Clara turned away and leaned her elbows on the railing. She had a swell view of the Manhattan skyline—the tall white Woolworth Building, the spires of Park Row. She’d almost forgotten how idyllic the city could look from a distance, the way it did to newcomers.
Marcus walked over with a cup of lemonade. “He was out of ice cream.”
At times like these, Clara remembered that she really didn’t know Marcus all that well. She’d only been in New York for three weeks, and she and Marcus had spent the previous months with a few hundred miles between them. They’d had a small amount of precious time together when Clara had stayed with Gloria in Chicago, but for much of that time Clara had believed that Marcus’s interest in her was just a cruel joke he had cooked up with Gloria and Lorraine.
And it had been, at first.
But things had changed. She and Marcus had developed real feelings for each other. Clara had tried to tell him about her wild flapper life in New York and her affair with Harris Brown, but that desperate wench Lorraine had got there first: She’d drunkenly announced to the world the one secret Clara most wanted to keep hidden. Not only had Clara had an affair with an engaged man—she’d become pregnant. And then had lost the baby.

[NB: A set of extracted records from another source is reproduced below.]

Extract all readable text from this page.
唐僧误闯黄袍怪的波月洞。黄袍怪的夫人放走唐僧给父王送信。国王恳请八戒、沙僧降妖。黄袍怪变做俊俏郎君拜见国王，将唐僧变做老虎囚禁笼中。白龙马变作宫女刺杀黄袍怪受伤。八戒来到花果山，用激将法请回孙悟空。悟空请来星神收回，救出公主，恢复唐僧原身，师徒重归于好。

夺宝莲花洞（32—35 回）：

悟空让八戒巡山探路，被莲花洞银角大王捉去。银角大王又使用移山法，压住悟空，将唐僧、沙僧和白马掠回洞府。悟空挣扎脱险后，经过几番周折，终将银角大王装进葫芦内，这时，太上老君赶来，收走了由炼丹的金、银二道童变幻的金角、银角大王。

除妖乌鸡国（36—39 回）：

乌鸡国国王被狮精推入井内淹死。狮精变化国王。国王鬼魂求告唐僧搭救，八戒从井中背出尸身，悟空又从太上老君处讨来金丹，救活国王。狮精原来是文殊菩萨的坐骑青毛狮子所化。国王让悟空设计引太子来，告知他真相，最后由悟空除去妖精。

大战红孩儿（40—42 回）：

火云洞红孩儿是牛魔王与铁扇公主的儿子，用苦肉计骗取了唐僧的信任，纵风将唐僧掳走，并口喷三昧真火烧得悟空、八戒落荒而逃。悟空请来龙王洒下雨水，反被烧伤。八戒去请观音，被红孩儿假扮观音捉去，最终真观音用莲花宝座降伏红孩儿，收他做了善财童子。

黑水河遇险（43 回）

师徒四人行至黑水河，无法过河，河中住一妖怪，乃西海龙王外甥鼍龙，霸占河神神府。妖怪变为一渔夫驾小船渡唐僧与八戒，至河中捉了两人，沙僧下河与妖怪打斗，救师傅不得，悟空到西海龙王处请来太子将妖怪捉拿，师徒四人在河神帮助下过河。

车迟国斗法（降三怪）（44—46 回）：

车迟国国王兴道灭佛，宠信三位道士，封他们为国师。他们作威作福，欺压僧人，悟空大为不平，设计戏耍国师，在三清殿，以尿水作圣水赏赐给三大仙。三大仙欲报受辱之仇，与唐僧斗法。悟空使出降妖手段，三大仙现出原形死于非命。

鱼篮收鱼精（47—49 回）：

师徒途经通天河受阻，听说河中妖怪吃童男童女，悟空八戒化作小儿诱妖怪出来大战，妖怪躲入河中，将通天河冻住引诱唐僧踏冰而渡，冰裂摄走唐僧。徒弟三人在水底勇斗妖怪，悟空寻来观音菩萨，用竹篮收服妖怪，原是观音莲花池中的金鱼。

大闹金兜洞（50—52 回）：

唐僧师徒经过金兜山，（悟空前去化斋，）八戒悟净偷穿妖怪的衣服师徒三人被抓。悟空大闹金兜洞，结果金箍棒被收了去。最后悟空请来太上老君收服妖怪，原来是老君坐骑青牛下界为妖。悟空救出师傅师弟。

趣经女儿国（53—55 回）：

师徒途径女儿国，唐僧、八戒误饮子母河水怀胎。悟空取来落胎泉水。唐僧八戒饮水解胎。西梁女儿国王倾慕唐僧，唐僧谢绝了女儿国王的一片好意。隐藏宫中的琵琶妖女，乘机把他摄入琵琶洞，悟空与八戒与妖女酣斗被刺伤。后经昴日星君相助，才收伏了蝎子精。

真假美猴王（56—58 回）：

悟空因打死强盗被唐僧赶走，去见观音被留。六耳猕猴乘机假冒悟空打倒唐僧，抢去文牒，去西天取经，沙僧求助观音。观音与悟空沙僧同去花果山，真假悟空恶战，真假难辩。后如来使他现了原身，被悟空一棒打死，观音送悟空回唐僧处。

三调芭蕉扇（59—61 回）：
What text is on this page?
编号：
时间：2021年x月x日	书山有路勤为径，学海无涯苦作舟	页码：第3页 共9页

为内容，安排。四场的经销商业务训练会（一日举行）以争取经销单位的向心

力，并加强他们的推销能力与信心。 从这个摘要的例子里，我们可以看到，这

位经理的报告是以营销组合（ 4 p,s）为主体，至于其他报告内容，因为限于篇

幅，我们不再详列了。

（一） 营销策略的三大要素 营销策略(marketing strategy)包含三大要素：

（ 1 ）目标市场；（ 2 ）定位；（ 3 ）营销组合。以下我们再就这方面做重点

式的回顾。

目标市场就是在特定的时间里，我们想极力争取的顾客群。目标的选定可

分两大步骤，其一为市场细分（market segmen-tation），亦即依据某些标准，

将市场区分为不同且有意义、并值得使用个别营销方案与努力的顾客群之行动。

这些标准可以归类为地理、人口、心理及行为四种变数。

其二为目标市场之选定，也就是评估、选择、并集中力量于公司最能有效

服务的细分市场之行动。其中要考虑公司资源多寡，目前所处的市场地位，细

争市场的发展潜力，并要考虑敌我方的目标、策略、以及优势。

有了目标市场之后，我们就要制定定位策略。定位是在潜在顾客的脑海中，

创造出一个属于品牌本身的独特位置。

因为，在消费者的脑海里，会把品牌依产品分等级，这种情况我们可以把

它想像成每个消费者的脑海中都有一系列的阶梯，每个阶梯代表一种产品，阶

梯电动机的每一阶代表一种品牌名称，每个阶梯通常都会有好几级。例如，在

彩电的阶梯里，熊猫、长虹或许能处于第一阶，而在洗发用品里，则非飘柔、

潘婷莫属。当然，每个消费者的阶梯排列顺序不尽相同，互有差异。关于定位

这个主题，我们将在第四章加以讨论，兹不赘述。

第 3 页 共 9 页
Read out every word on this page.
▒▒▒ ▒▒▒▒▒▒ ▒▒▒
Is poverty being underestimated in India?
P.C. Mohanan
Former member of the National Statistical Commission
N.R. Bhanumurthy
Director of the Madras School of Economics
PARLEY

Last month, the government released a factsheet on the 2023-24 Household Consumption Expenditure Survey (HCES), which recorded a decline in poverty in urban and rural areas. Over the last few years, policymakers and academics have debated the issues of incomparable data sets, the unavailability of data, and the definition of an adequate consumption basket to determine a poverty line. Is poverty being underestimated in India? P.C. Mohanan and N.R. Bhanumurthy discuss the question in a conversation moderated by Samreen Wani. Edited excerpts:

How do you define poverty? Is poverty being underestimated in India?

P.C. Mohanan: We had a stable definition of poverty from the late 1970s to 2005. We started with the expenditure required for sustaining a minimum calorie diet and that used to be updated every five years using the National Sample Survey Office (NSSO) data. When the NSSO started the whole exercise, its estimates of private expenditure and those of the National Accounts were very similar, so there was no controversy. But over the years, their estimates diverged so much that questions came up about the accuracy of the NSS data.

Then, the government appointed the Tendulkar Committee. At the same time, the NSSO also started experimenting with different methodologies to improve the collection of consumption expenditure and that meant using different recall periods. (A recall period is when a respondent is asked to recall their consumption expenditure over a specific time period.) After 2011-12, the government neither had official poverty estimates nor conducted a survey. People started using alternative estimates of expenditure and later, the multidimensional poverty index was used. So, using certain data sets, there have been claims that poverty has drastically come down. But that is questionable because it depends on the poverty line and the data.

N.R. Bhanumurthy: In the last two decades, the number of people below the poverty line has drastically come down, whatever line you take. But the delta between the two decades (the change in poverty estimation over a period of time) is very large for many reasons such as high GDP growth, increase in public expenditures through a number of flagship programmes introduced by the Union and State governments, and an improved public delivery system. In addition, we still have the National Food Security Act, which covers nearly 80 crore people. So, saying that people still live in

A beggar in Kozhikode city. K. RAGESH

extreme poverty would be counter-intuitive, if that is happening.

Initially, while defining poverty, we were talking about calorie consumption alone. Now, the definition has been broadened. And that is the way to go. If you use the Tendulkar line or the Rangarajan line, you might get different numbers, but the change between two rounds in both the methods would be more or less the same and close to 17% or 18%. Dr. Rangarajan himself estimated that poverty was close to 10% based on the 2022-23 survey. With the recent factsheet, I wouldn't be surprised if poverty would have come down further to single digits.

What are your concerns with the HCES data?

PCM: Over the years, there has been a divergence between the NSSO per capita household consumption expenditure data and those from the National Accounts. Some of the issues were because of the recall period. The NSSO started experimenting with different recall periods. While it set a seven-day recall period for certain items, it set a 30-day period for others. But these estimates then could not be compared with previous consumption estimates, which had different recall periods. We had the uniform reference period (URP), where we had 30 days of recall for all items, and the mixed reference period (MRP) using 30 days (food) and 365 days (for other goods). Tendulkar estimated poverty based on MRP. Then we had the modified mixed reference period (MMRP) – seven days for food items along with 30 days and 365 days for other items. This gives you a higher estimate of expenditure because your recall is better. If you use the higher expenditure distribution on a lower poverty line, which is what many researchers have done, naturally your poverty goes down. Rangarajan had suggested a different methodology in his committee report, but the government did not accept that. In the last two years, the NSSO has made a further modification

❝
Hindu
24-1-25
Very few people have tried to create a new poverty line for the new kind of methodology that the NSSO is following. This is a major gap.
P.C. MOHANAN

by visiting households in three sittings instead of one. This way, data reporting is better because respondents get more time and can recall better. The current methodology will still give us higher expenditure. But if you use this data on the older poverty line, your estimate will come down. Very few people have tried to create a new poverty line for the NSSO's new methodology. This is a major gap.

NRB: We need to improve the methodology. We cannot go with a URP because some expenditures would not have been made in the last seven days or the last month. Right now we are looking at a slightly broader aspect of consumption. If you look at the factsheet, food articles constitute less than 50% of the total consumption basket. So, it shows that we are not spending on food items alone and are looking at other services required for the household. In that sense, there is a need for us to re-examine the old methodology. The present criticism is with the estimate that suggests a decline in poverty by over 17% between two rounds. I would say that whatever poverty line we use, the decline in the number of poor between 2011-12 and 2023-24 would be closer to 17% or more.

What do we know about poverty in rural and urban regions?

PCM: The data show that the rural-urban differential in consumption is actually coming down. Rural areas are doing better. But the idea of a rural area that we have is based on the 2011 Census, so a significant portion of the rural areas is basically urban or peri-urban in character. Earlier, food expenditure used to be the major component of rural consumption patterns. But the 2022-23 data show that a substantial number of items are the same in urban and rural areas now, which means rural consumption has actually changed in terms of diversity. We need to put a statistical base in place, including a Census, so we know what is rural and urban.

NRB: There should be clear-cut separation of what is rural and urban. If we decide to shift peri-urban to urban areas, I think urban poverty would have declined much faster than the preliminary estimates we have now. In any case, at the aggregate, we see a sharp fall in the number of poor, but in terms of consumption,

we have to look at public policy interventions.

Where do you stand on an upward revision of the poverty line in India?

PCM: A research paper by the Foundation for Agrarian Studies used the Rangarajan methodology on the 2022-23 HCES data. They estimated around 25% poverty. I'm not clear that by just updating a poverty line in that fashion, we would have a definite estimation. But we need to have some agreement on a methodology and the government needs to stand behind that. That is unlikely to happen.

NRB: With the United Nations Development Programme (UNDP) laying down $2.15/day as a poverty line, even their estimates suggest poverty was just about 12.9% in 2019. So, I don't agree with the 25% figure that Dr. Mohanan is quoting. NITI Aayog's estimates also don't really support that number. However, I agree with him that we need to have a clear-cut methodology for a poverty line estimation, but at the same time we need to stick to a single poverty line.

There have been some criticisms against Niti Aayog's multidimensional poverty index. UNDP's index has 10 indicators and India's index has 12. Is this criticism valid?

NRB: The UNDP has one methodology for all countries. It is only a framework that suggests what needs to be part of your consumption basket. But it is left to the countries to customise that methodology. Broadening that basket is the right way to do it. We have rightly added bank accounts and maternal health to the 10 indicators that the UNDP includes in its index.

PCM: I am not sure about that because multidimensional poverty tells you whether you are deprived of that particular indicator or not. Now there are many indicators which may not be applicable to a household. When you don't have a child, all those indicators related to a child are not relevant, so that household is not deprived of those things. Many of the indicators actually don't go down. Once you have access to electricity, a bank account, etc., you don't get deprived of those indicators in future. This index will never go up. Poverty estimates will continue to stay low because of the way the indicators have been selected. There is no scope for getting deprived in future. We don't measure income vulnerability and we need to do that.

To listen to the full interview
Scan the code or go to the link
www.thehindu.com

Clara had been sure Marcus would leave her after that, but he hadn’t wavered.
But what would happen when he started classes at Columbia in the fall?
“Let’s sit for a second.” Marcus led her over to a metal bench and sat next to her, taking hold of her hand. “So, listen. I have a surprise for you.”
Suddenly his strange behavior made sense. “Oh? I love surprises.”
“Right.” He took a deep breath. “You remember how my father went to Columbia and my mother went to Barnard? Well, dear old Mother’s been writing letters to her friends on the admissions board. And my father handed out some bribes—er, donations.”